Other common spices, such as pepper and red chili, come from the berries or fruits of plants. Black pepper is made by grinding the small berries, known as peppercorns, from the plant Piper nigrum. Red pepper comes from ground-up dried chiles – small, hot-tasting fruits that grow on low bushes.
Turmeric spice comes from another plant part – the rhizomes, or underground stems, of the flowering plant Curcuma longa. Rhizomes often are confused with roots, but they are more like stems that grow sideways underground and help the plant spread. A relative of ginger, another rhizome-derived spice, turmeric is beautifully orange and is used in a range of cooking that includes my beloved curries.
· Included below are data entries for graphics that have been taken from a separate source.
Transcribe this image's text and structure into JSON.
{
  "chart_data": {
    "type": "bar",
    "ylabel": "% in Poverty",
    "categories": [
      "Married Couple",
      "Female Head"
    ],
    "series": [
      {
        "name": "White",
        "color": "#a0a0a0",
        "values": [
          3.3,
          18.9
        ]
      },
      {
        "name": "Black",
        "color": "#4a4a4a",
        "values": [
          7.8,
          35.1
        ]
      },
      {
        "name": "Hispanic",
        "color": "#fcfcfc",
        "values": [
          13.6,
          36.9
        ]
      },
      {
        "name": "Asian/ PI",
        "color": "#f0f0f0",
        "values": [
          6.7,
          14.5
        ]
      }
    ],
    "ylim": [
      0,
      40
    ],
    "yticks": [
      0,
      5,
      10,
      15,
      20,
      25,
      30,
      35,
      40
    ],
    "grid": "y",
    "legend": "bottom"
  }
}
Saffron is from the red-colored, threadlike stigmas of the plant Crocus sativus. The stigma is one component of the female part of a flower. Saffron is one of the most expensive spices, because harvesting stigmas is very labor-intensive – it’s typically done by hand with tweezers. Saffron is high in antioxidants and has been used as a medicine, dye and perfume.
Cinnamon, which cooks use in all kinds of baked goods, is derived from yet another plant part: the inner bark of tree species from the genus Cinnamomum. The phytochemical that gives cinnamon its distinctive smell and its rich woody flavor is the aromatic compound cinnamaldehyde.
Rich in antioxidants, cinnamon may help control blood pressure and reduce inflammation. It also has natural antifungal and antimicrobial properties that may serve to protect the trees that produce it.
The dried nutmeg that my mom used in her legendary pie comes from grinding the seed of the tropical evergreen tree family Myristica fragrans. The same plant produces another spice, called mace, which is often used to flavor baked custards and to spice sausages or other meat.
Plants can teach us all kinds of meaningful lessons. One of their powerful truths is that variety is literally the spice of life. I’m thankful for their tasty chemical defenses every time I cook.